SPIES are SO romantic

124 min. | R

For a movie about war, Allied displays an impressive quietude. The opening few minutes especially are remarkably serene… and remarkably tense. A man in World War II-era fatigues parachutes into a desert at dawn, hikes along the dunes, then along a deserted road, until dust on the horizon announces a car’s approach. Is it his doom or his contact? When the car stops and he gets inside, the man and the driver say nothing to each other for a long while. It’s subdued and gripping, as if everything that might have been said already had been dispatched with long ago. Or, perhaps whatever mistrust that might hover between them isn’t worth interfering with what needs to be done.

It’s French Morocco in 1942, and this marvelous cinematic ethos continues as the man, Canadian intelligence operative Max Vatan (Brad Pitt), connects with his new spy partner, French resistance fighter Marianne Beauséjour (Marion Cotillard). They’ve never met, have only the vaguest description of what each other looks like. But they instantly fall into a public performance as a married couple in order to carry out their mission to assassinate a Nazi official. It’s thrilling in the most romantic way, evocative of old-fashioned movie notions of sacrifice and duty and the glamorous mystique of spies, perhaps one inspired by Casablanca itself. (Yes, their let’s-kill-a-Nazi mission is happening in that very city.)

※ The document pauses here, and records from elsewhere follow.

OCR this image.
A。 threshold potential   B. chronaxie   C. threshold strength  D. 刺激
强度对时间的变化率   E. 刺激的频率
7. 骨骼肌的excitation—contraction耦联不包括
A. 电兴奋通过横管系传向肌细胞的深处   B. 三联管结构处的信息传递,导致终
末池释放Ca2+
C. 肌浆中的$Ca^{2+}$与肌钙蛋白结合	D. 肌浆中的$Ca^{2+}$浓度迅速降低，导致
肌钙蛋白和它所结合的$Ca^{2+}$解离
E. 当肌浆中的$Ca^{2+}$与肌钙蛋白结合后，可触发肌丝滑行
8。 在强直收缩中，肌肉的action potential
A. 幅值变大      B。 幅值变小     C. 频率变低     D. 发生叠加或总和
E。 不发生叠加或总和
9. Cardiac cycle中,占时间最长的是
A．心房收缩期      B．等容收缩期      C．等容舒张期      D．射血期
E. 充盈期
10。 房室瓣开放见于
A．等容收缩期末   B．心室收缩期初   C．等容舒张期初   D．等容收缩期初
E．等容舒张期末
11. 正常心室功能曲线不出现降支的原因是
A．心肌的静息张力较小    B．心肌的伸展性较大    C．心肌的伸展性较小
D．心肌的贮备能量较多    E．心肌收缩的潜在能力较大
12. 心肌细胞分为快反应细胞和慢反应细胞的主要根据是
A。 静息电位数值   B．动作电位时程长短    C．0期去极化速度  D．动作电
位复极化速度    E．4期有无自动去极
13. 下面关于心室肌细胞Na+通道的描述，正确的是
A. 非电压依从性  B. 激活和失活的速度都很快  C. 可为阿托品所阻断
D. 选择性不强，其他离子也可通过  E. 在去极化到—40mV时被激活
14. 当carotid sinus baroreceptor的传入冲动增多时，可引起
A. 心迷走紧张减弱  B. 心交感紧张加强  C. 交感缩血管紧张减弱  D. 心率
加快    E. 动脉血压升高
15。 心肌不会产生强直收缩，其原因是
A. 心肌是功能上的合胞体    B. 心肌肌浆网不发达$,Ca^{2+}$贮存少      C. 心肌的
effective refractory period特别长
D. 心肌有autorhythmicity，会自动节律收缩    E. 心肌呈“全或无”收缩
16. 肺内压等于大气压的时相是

Director Robert Zemeckis’s trademark sentimentality is on full show here. The only bit of mawkishness in the script by Steven Knight (Eastern Promises) involves Max and Marianne’s baby being born a year later amidst German bombing in London, and yet that bit somehow works: “This is incredibly cheesy,” I was thinking, but it’s ultimately moving and I definitely had something in my eye by the end of it.

That’s because we get genuinely invested in Max and Marianne’s relationship. Of course they fall in love in Casablanca, and now they’re married and raising the kid in London, where he is in the UK’s Royal Air Force (RAF). But we’d been warned by Marianne herself that perhaps we shouldn’t trust anything. Back in Casablanca on the night they met, Max marveled at how good she was at getting along with the German officers she already had befriended as part of the mission. That’s because, she explained, she actually really liked them. “I keep the emotions real,” she said. We have a hint, too, that Max is good at truly liking people so he doesn’t have to fake it.

That comes back to haunt Max and Marianne when their loyalties are called into question by the RAF. There are still a few good bits of stuff blowing up to come—a damaged German bomber slowly falls from the skies over London is full of exquisite tension— but the action of war now mostly takes a backseat to the emotional turmoil that inevitably occurs when spies, who depend on the success of their lies, must trust one another.

Until the final moments, you won’t know whom to trust, either. With Allied, Zemeckis has created an elegant potboiler that balances psychological and physical suspense. It seems to hail from another cinematic era, one in which silences heavy with suspicion spoke louder than words.